BY By Adam Leitman Bailey
February 28, 2015

Since at least as early as 1849, in the case of Dolittle v. Eddy (7 Barb. 74 (Supreme Court, New York County, 1849)), New York law has defined a license as the “authority to enter on the lands of another, and do a particular act or series of acts, without possessing any interest in the land.” Unlike a tenant who obtains the exclusive right to use and occupy the premises pursuant to a lease in consideration of the payment of rent, a licensee obtains no interest in the land, but only a revocable privilege to use it temporarily for a specified fee.

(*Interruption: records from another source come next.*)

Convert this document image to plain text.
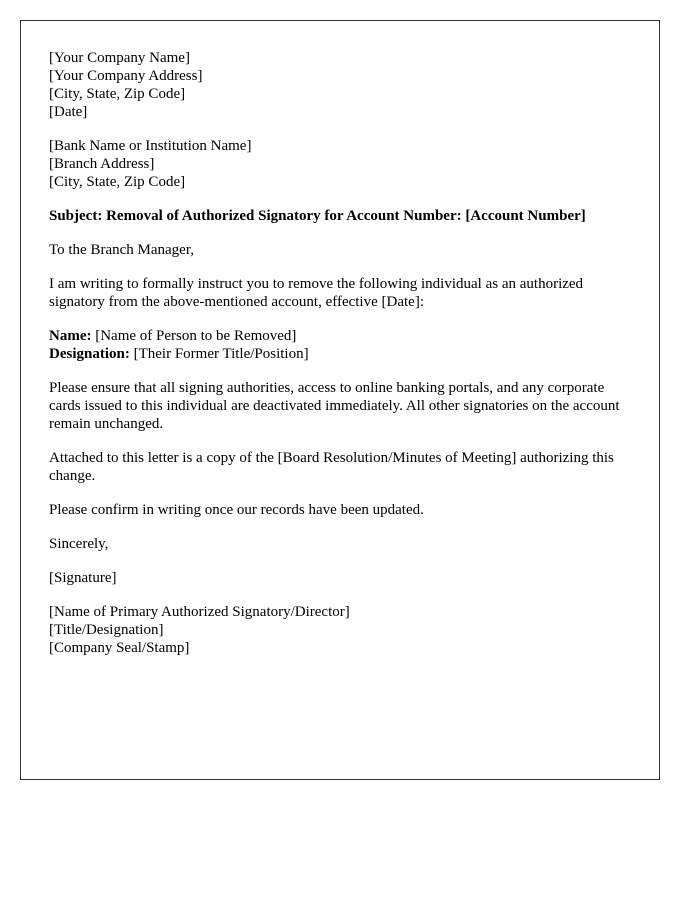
[Your Company Name]
[Your Company Address]
[City, State, Zip Code]
[Date]
[Bank Name or Institution Name]
[Branch Address]
[City, State, Zip Code]

Subject: Removal of Authorized Signatory for Account Number: [Account Number]

To the Branch Manager,

I am writing to formally instruct you to remove the following individual as an authorized signatory from the above-mentioned account, effective [Date]:

Name: [Name of Person to be Removed]
Designation: [Their Former Title/Position]

Please ensure that all signing authorities, access to online banking portals, and any corporate cards issued to this individual are deactivated immediately. All other signatories on the account remain unchanged.

Attached to this letter is a copy of the [Board Resolution/Minutes of Meeting] authorizing this change.

Please confirm in writing once our records have been updated.

Sincerely,

[Signature]

[Name of Primary Authorized Signatory/Director]
[Title/Designation]
[Company Seal/Stamp]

Although the court in Dolittle recognized that “[i]t is sometimes difficult to distinguish between an easement, a license, and a lease,” the authors of this article, nine years ago, published a thorough review of the case law distinguishing leases from licenses, and we noted that New York courts had consistently held a license exists when: 1) the owner retains absolute control over the premises; 2) the owner supplies all of the essential services required for the licensee's permitted use of the premises; and 3) the owner may revoke the permitted use of the premises “at will.” (See Karp v. Federated Department Stores, Inc. d/b/a Macy's' 301 AD2d 574, 754 NYS2d 27 (2d Dept. 2003). Since then, due to the frustration and delays in evictions that commercial landlords have suffered for decades, practitioners have increasingly advised their clients to turn to licensing and self-help lease provisions to facilitate more swift and less costly eviction proceedings.